Doing so ensures that your room is high enough off the ground to deter anyone from breaking in from outside of the building, but not so high that, should there be a fire or other emergency, fire crews with a ladder truck won’t be able to rescue you from your room.
5. Avoid hotel rooms with interconnecting doors
You’ll also want to avoid hotels that come with rooms connected by interconnecting doors. Having room-to-room access might be a great convenience when you travel with a large group, but when by yourself it can also provide unwelcome individuals with discreet access to your room. You don’t want that. If you can’t avoid it, these hotel door alarms might help.
6. Know where the fire exits are
Pay attention to the emergency exit information posted on the inside of your hotel room door. It will only take a few seconds, and in the event of a fire or evacuation, knowing where your escape route is—ahead of time—can go a long way towards keeping you from panicking, especially if there is smoke and you need to stay low to the ground.
7. Check the reputation of the hotel and neighborhood before you book
It’s in the best interest of hoteliers, resort owners and services like Airbnb to keep you safe while you stay with them. Having a guest assaulted or seeing their personal property stolen is bad for return business and word-of-mouth. No matter how highly-rated or secure the joint you’re checking into might appear to be, you owe it to yourself and your loved ones to do a bit of homework before you travel to ensure you’re as safe as possible.
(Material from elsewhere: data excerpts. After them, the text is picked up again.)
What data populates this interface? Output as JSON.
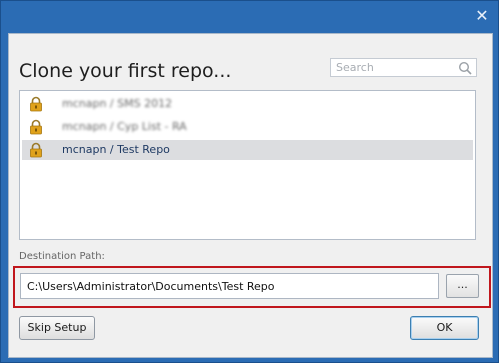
{
  "window": {
    "close_glyph": "✕"
  },
  "dialog": {
    "heading": "Clone your first repo...",
    "search": {
      "placeholder": "Search",
      "icon": "search-icon"
    },
    "repos": [
      {
        "label": "mcnapn / SMS 2012",
        "locked": true,
        "obscured": true,
        "selected": false
      },
      {
        "label": "mcnapn / Cyp List - RA",
        "locked": true,
        "obscured": true,
        "selected": false
      },
      {
        "label": "mcnapn / Test Repo",
        "locked": true,
        "obscured": false,
        "selected": true
      }
    ],
    "destination": {
      "label": "Destination Path:",
      "value": "C:\\Users\\Administrator\\Documents\\Test Repo",
      "browse_label": "..."
    },
    "buttons": {
      "skip": "Skip Setup",
      "ok": "OK"
    }
  },
  "colors": {
    "title_bar": "#2b6cb4",
    "highlight_border": "#c0161c",
    "selected_row": "#dcdde0",
    "lock_icon": "#e0a21b"
  }
}
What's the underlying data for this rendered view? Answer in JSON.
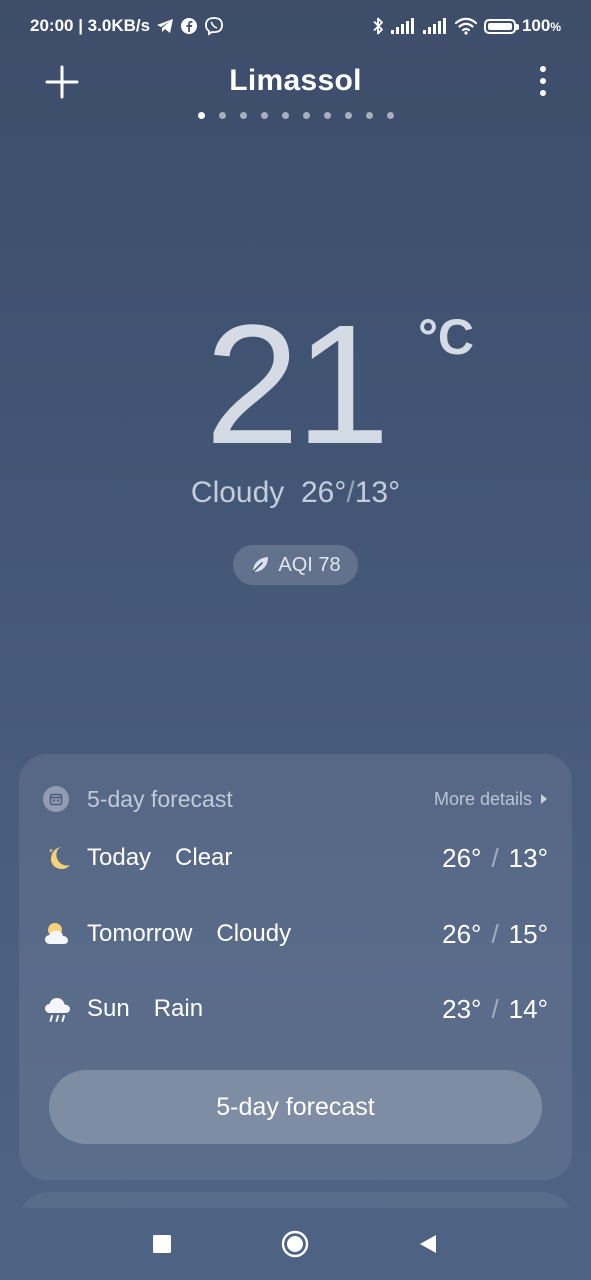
{
  "status_bar": {
    "time_speed": "20:00 | 3.0KB/s",
    "battery_pct": "100",
    "battery_suffix": "%",
    "icons": [
      "telegram-icon",
      "facebook-icon",
      "viber-icon",
      "bluetooth-icon",
      "signal-icon",
      "signal-icon",
      "wifi-icon",
      "battery-icon"
    ]
  },
  "header": {
    "city": "Limassol",
    "add_icon": "plus-icon",
    "menu_icon": "more-vertical-icon",
    "page_count": 10,
    "active_page": 0
  },
  "current": {
    "temperature": "21",
    "unit": "°C",
    "condition": "Cloudy",
    "high": "26°",
    "separator": "/",
    "low": "13°",
    "aqi_label": "AQI 78",
    "aqi_icon": "leaf-icon"
  },
  "forecast": {
    "title": "5-day forecast",
    "more_label": "More details",
    "button_label": "5-day forecast",
    "days": [
      {
        "day": "Today",
        "condition": "Clear",
        "high": "26°",
        "low": "13°",
        "icon": "moon-icon"
      },
      {
        "day": "Tomorrow",
        "condition": "Cloudy",
        "high": "26°",
        "low": "15°",
        "icon": "partly-cloudy-icon"
      },
      {
        "day": "Sun",
        "condition": "Rain",
        "high": "23°",
        "low": "14°",
        "icon": "rain-icon"
      }
    ],
    "slash": "/"
  },
  "nav": {
    "icons": [
      "recents-square-icon",
      "home-circle-icon",
      "back-triangle-icon"
    ]
  },
  "colors": {
    "bg_top": "#3d4d6a",
    "bg_bottom": "#4f6485",
    "moon": "#f5d27a"
  }
}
Before booking a room in a city you’re not familiar with, check out what other guests have said on Trip Advisor and other places where guests can comment. You might also consider contacting area law enforcement. Most police departments track crime statistics for a given area. More importantly, buildings that see frequent repeat business with the authorities typically have a reputation. In my experience, cops are happy to pass this information along to folks coming in from out of town.
8. Be careful with cabs
If you’re not renting a car as part of your travel plans, you might wind up cabbing it around the region that you’re visiting. If so, be careful about which vehicles you pop into. It may sound dramatic, but it’s true: As soon as you close the door of a car you’re riding in, you’re under the control of your driver. Depending on your driver’s intentions, things can get ugly, quickly.
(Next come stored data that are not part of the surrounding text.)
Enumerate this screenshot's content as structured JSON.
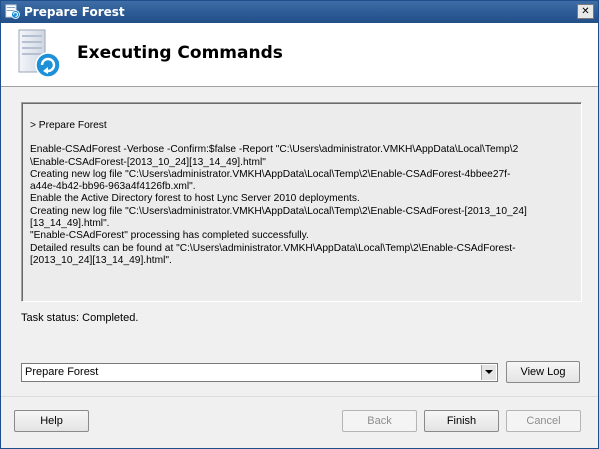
{
  "window": {
    "title": "Prepare Forest",
    "close_glyph": "✕"
  },
  "header": {
    "heading": "Executing Commands"
  },
  "output": {
    "lines": [
      "> Prepare Forest",
      "",
      "Enable-CSAdForest  -Verbose -Confirm:$false -Report \"C:\\Users\\administrator.VMKH\\AppData\\Local\\Temp\\2",
      "\\Enable-CSAdForest-[2013_10_24][13_14_49].html\"",
      "Creating new log file \"C:\\Users\\administrator.VMKH\\AppData\\Local\\Temp\\2\\Enable-CSAdForest-4bbee27f-",
      "a44e-4b42-bb96-963a4f4126fb.xml\".",
      "Enable the Active Directory forest to host Lync Server 2010 deployments.",
      "Creating new log file \"C:\\Users\\administrator.VMKH\\AppData\\Local\\Temp\\2\\Enable-CSAdForest-[2013_10_24]",
      "[13_14_49].html\".",
      "\"Enable-CSAdForest\" processing has completed successfully.",
      "Detailed results can be found at \"C:\\Users\\administrator.VMKH\\AppData\\Local\\Temp\\2\\Enable-CSAdForest-",
      "[2013_10_24][13_14_49].html\"."
    ]
  },
  "status": {
    "text": "Task status: Completed."
  },
  "log_selector": {
    "selected": "Prepare Forest",
    "view_log_label": "View Log"
  },
  "buttons": {
    "help": "Help",
    "back": "Back",
    "finish": "Finish",
    "cancel": "Cancel"
  },
  "icons": {
    "app": "setup-wizard-icon",
    "header": "server-refresh-icon"
  },
  "colors": {
    "titlebar": "#2d5c96",
    "accent_blue": "#1e90d8"
  }
}
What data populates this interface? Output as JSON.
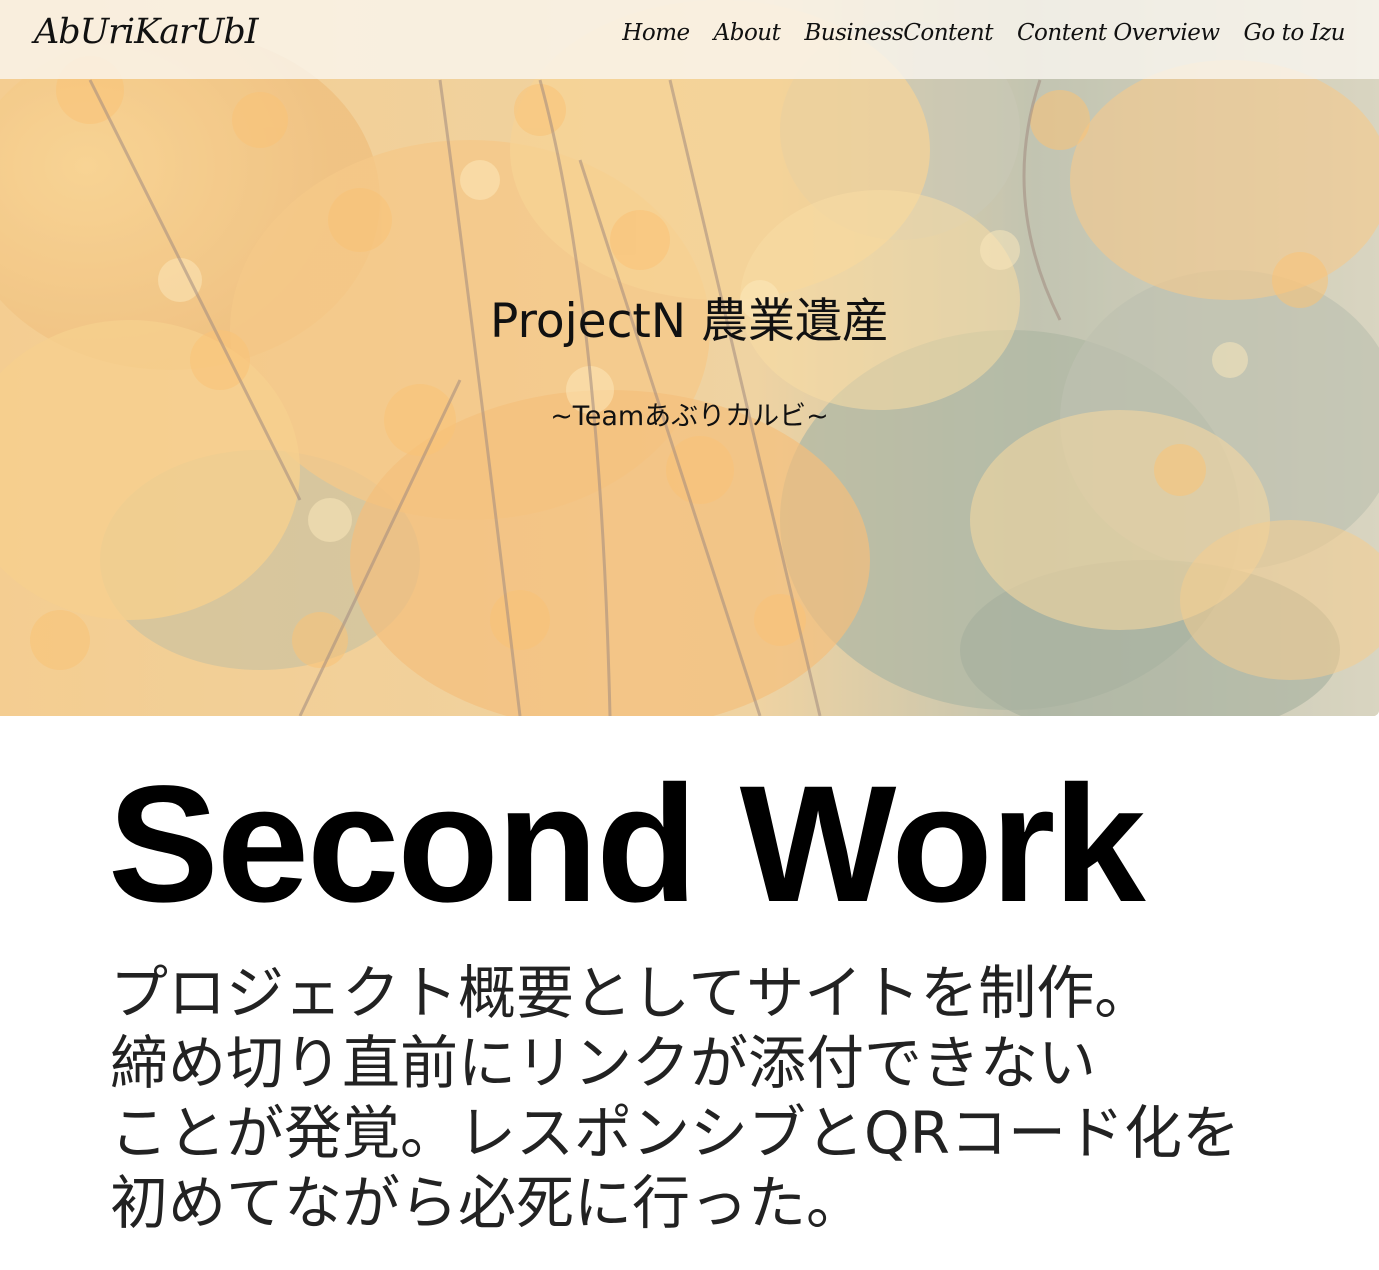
{
  "navbar": {
    "brand": "AbUriKarUbI",
    "links": [
      "Home",
      "About",
      "BusinessContent",
      "Content Overview",
      "Go to Izu"
    ]
  },
  "hero": {
    "title": "ProjectN 農業遺産",
    "subtitle": "~Teamあぶりカルビ~",
    "background": "autumn maple foliage photo"
  },
  "section": {
    "heading": "Second Work",
    "lines": [
      "プロジェクト概要としてサイトを制作。",
      "締め切り直前にリンクが添付できない",
      "ことが発覚。レスポンシブとQRコード化を",
      "初めてながら必死に行った。"
    ]
  },
  "colors": {
    "text": "#111111",
    "navbar_bg": "#faf6f0",
    "foliage_orange": "#f0a040",
    "foliage_yellow": "#f5cf6a"
  }
}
It’s not uncommon, even in large North American cities for independent cab drivers to be in cahoots with crooks, who are just waiting for you to be driven right to them. To get around this, call a large, local cab company, Uber or Lyft car for a ride instead of hailing one out on the street. If you’re grabbing a cab at the airport, be sure to only hop in cars that pick you up in designated, security-controlled areas.
9. Check for travel advisories
Before you head off on your next adventure, it’s wise to check in the U.S. Department of State website to see if they’ve generated any advisories for the region you’re traveling to.
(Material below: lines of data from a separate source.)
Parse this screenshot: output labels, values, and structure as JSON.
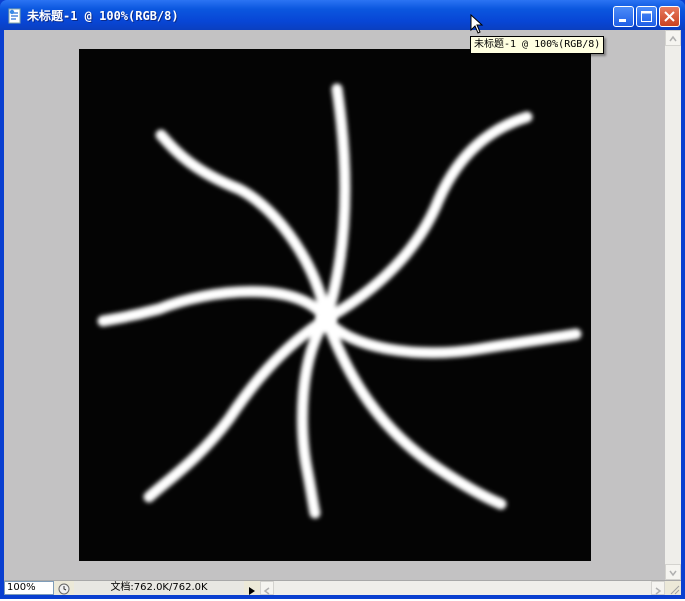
{
  "window": {
    "title": "未标题-1 @ 100%(RGB/8)",
    "icons": [
      "document-icon",
      "minimize-icon",
      "maximize-icon",
      "close-icon"
    ]
  },
  "canvas": {
    "background_color": "#040404",
    "stroke_color": "#ffffff",
    "content": "white glowing swirl strokes radiating from center"
  },
  "tooltip": {
    "text": "未标题-1 @ 100%(RGB/8)"
  },
  "status": {
    "zoom": "100%",
    "doc_info": "文档:762.0K/762.0K"
  },
  "colors": {
    "titlebar": "#0b57df",
    "workspace": "#c3c2c3",
    "close_button": "#c9421f"
  }
}
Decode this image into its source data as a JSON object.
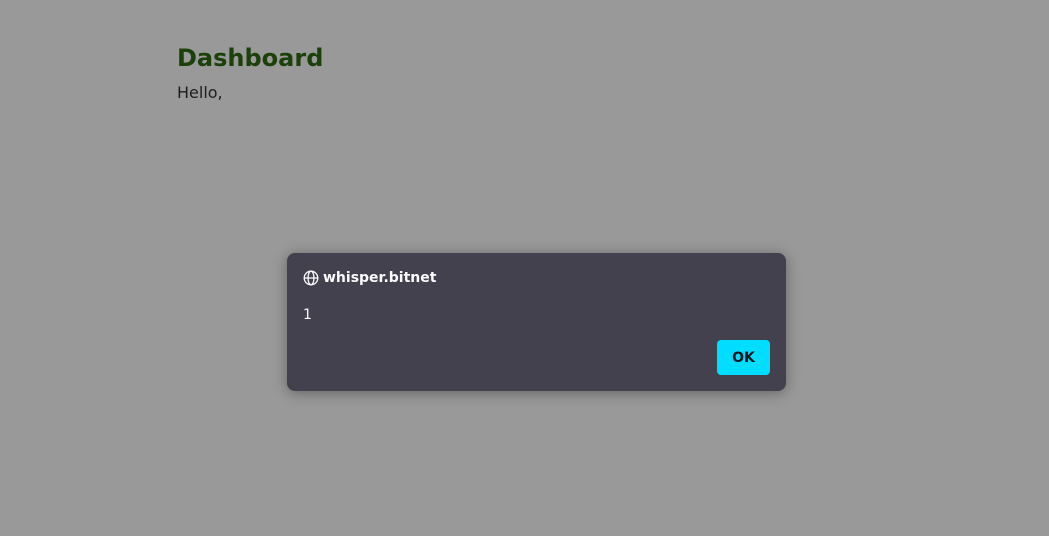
{
  "page": {
    "title": "Dashboard",
    "greeting": "Hello,"
  },
  "dialog": {
    "origin": "whisper.bitnet",
    "origin_icon": "globe-icon",
    "message": "1",
    "ok_label": "OK"
  },
  "colors": {
    "title": "#2f6b12",
    "dialog_background": "#42414d",
    "ok_button": "#00ddff"
  }
}
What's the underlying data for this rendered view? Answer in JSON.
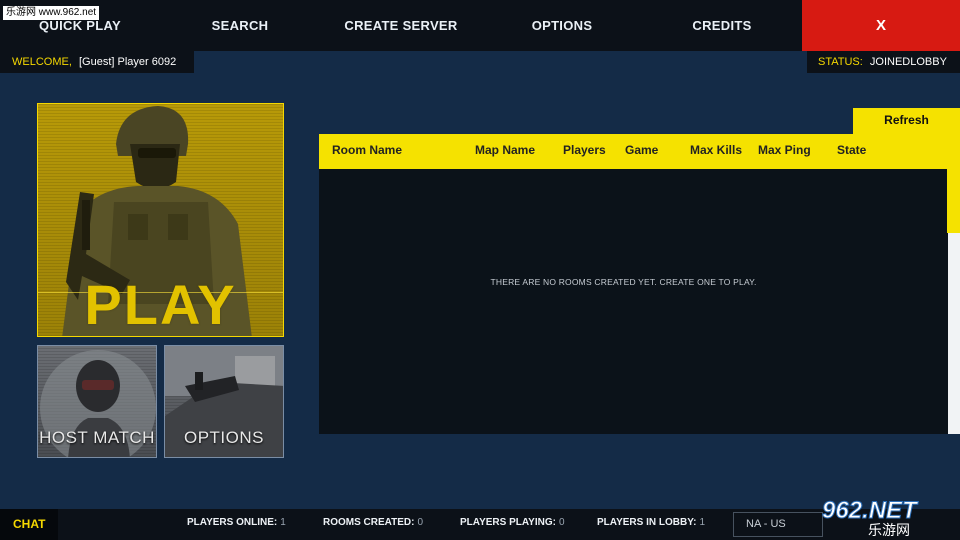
{
  "nav": {
    "items": [
      {
        "label": "QUICK PLAY"
      },
      {
        "label": "SEARCH"
      },
      {
        "label": "CREATE SERVER"
      },
      {
        "label": "OPTIONS"
      },
      {
        "label": "CREDITS"
      }
    ],
    "close_label": "X"
  },
  "watermark": {
    "top_text": "乐游网 www.962.net",
    "logo_text": "962.NET",
    "logo_subtext": "乐游网"
  },
  "welcome": {
    "label": "WELCOME,",
    "player": "[Guest] Player 6092"
  },
  "status": {
    "label": "STATUS:",
    "value": "JOINEDLOBBY"
  },
  "tiles": {
    "play": "PLAY",
    "host_match": "HOST MATCH",
    "options": "OPTIONS"
  },
  "rooms": {
    "refresh_label": "Refresh",
    "columns": [
      "Room Name",
      "Map Name",
      "Players",
      "Game",
      "Max Kills",
      "Max Ping",
      "State"
    ],
    "empty_message": "THERE ARE NO ROOMS CREATED YET. CREATE ONE TO PLAY."
  },
  "bottom": {
    "chat_label": "CHAT",
    "stats": [
      {
        "label": "PLAYERS ONLINE:",
        "value": "1"
      },
      {
        "label": "ROOMS CREATED:",
        "value": "0"
      },
      {
        "label": "PLAYERS PLAYING:",
        "value": "0"
      },
      {
        "label": "PLAYERS IN LOBBY:",
        "value": "1"
      }
    ],
    "region": "NA - US"
  },
  "colors": {
    "accent": "#f5d800",
    "background": "#142b47",
    "close": "#d71a12",
    "bar": "#0c1118"
  }
}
Their advisories cover crime, natural disasters, pandemics, war and political unrest. What’s more, each bulletin comes with advice on whether you should risk traveling to a given region at all and, if you do, whether there are any guidelines you should follow in order to stay as safe as possible.
10. Enroll in the STEP program
Of course, not all misadventures can be avoided. Should the worse happen while you’re traveling, The U.S. Department of State is there to help, provided you let them know where you are. STEP (Smart Traveler Enrollment Program) is a free, voluntary program that allows U.S. citizens to notify their government of where they’re going and how long they’ll be there.
Once enrolled in STEP, you’ll receive notifications and updates about emergency conditions for the region you’re traveling in. And should conditions in the region deteriorate, the government will have your contact information and know where you’re staying. It’s a free service that you’ll be glad to have, but hope to never use.